Tununa Mercado
Née en 1939 à Córdoba, Tununa Mercado suit des études de lettres avant de quitter l’Argentine, en 1966, pour la France. Elle y reste trois ans et donne des cours à l’université de Besançon. Elle retourne en 1970 dans son pays d’origine, où elle devient journaliste pour le quotidien La Opinión. En 1974, elle est contrainte de partir s’installer au Mexique et y vit jusqu’à la fin de la dictature argentine. Elle continue alors sa carrière de journaliste, tout en étant critique d’art et éditrice pour une revue féministe. Elle revient en 1986 à Buenos Aires, où elle vit toujours avec l’écrivain et essayiste Noé Jitrik.
Essayiste et conteuse, elle a également écrit des romans. Son premier, Mémoire argentine (en espagnol, En estado de memoria, Ada Korn, 1990) a paru chez Sabine Wespieser éditeur en 2004. Elle écrit aussi des textes où l'érotisme est très présent, comme dans cette nouvelle qui s'intitule « Voir ».
Tous les soir, à la même heure, une femme se dénude et se donne du plaisir dans son lit, tout en sachant qu'un homme, dans l'immeuble d'en face, l'observe.
Le lit est le lieu de son corps ; elle peut tourner cent fois en rond dans la chambre, se regarder dans un miroir (il y en a un, sur le mur à côté de la fenêtre, ce qui fait qu'on ne le voit pas, mais elle prend des poses qui font supposer qu'elle se regarde dans un miroir), mais elle finit toujours par s'étendre dans le lit. On dirait que ses déplacements –d'une grande générosité pour celui qui observe- sont une sorte d'évaluation : de la situation de solitude, de l'appel qui va ouvrir cet espace intime à quelqu'un d'extérieur, du jeu qui va se prolonger des heures jusqu'à ce que vienne le sommeil, de l'état d'endormissement qui va accompagner les derniers moments de sa rencontre avec elle-même, de l'imaginaire instrumentalisé qui peut, cette fois -et toujours il y a une « cette fois » comme une stratégie de vie- lui prodiguer l'émotion maximale.Dans l'appartement du dernier étage de l'immeuble d'en face, l'observateur n'a pris aucune décision concernant cette femme nue qui se dépouille des derniers éléments qui l'attachent à la civilisation.

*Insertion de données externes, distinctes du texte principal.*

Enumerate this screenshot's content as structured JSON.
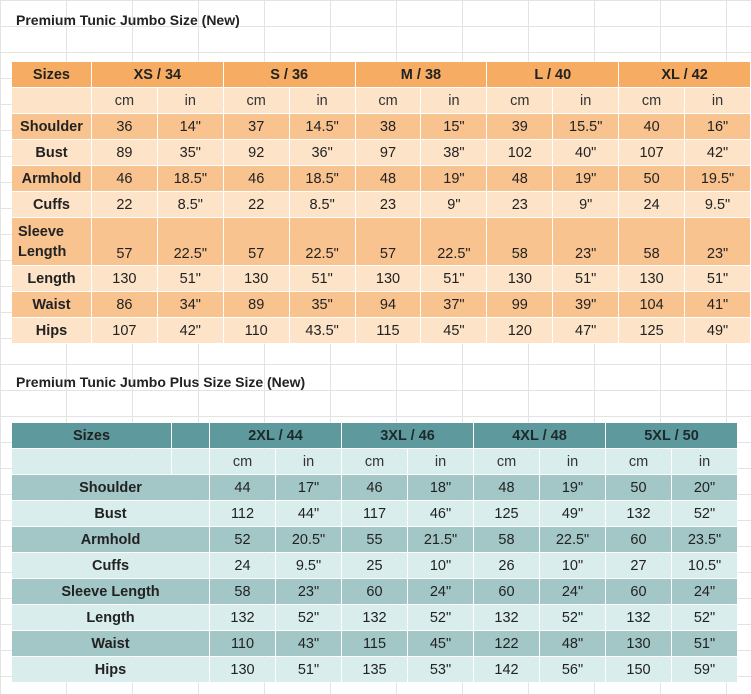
{
  "table1": {
    "title": "Premium Tunic Jumbo Size (New)",
    "sizes_label": "Sizes",
    "sizes": [
      "XS / 34",
      "S / 36",
      "M / 38",
      "L / 40",
      "XL / 42"
    ],
    "units": [
      "cm",
      "in",
      "cm",
      "in",
      "cm",
      "in",
      "cm",
      "in",
      "cm",
      "in"
    ],
    "rows": [
      {
        "label": "Shoulder",
        "values": [
          "36",
          "14\"",
          "37",
          "14.5\"",
          "38",
          "15\"",
          "39",
          "15.5\"",
          "40",
          "16\""
        ]
      },
      {
        "label": "Bust",
        "values": [
          "89",
          "35\"",
          "92",
          "36\"",
          "97",
          "38\"",
          "102",
          "40\"",
          "107",
          "42\""
        ]
      },
      {
        "label": "Armhold",
        "values": [
          "46",
          "18.5\"",
          "46",
          "18.5\"",
          "48",
          "19\"",
          "48",
          "19\"",
          "50",
          "19.5\""
        ]
      },
      {
        "label": "Cuffs",
        "values": [
          "22",
          "8.5\"",
          "22",
          "8.5\"",
          "23",
          "9\"",
          "23",
          "9\"",
          "24",
          "9.5\""
        ]
      },
      {
        "label": "Sleeve Length",
        "values": [
          "57",
          "22.5\"",
          "57",
          "22.5\"",
          "57",
          "22.5\"",
          "58",
          "23\"",
          "58",
          "23\""
        ]
      },
      {
        "label": "Length",
        "values": [
          "130",
          "51\"",
          "130",
          "51\"",
          "130",
          "51\"",
          "130",
          "51\"",
          "130",
          "51\""
        ]
      },
      {
        "label": "Waist",
        "values": [
          "86",
          "34\"",
          "89",
          "35\"",
          "94",
          "37\"",
          "99",
          "39\"",
          "104",
          "41\""
        ]
      },
      {
        "label": "Hips",
        "values": [
          "107",
          "42\"",
          "110",
          "43.5\"",
          "115",
          "45\"",
          "120",
          "47\"",
          "125",
          "49\""
        ]
      }
    ]
  },
  "table2": {
    "title": "Premium Tunic Jumbo Plus Size Size (New)",
    "sizes_label": "Sizes",
    "sizes": [
      "2XL / 44",
      "3XL / 46",
      "4XL / 48",
      "5XL / 50"
    ],
    "units": [
      "cm",
      "in",
      "cm",
      "in",
      "cm",
      "in",
      "cm",
      "in"
    ],
    "rows": [
      {
        "label": "Shoulder",
        "values": [
          "44",
          "17\"",
          "46",
          "18\"",
          "48",
          "19\"",
          "50",
          "20\""
        ]
      },
      {
        "label": "Bust",
        "values": [
          "112",
          "44\"",
          "117",
          "46\"",
          "125",
          "49\"",
          "132",
          "52\""
        ]
      },
      {
        "label": "Armhold",
        "values": [
          "52",
          "20.5\"",
          "55",
          "21.5\"",
          "58",
          "22.5\"",
          "60",
          "23.5\""
        ]
      },
      {
        "label": "Cuffs",
        "values": [
          "24",
          "9.5\"",
          "25",
          "10\"",
          "26",
          "10\"",
          "27",
          "10.5\""
        ]
      },
      {
        "label": "Sleeve Length",
        "values": [
          "58",
          "23\"",
          "60",
          "24\"",
          "60",
          "24\"",
          "60",
          "24\""
        ]
      },
      {
        "label": "Length",
        "values": [
          "132",
          "52\"",
          "132",
          "52\"",
          "132",
          "52\"",
          "132",
          "52\""
        ]
      },
      {
        "label": "Waist",
        "values": [
          "110",
          "43\"",
          "115",
          "45\"",
          "122",
          "48\"",
          "130",
          "51\""
        ]
      },
      {
        "label": "Hips",
        "values": [
          "130",
          "51\"",
          "135",
          "53\"",
          "142",
          "56\"",
          "150",
          "59\""
        ]
      }
    ]
  },
  "colors": {
    "orange_header": "#f6ac63",
    "orange_dark_row": "#f9c390",
    "orange_light_row": "#fde3c8",
    "teal_header": "#5e9a9d",
    "teal_dark_row": "#a3c7c7",
    "teal_light_row": "#d9eded"
  }
}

Elle ne porte plus que sur la tête la serviette qui laisse déjà voir ses cheveux mouillés et roux, en liberté, collés sur le front, s'enroulant autour des oreilles et du cou. Lui est arrêté dans ce temps et dans cet espace de par sa volonté ; il mange de ce pain non seulement parce que c'est son aliment quotidien, mais aussi parce que cet acte simple de voir quelqu'un qui se laisse regarder finit par se transformer en une espèce d'opération qui par ses soustractions et ses additions peut être infinie, bien que tout cela soit limité dans le cadre d'un appartement avec une fenêtre donnant sur la rue Diez.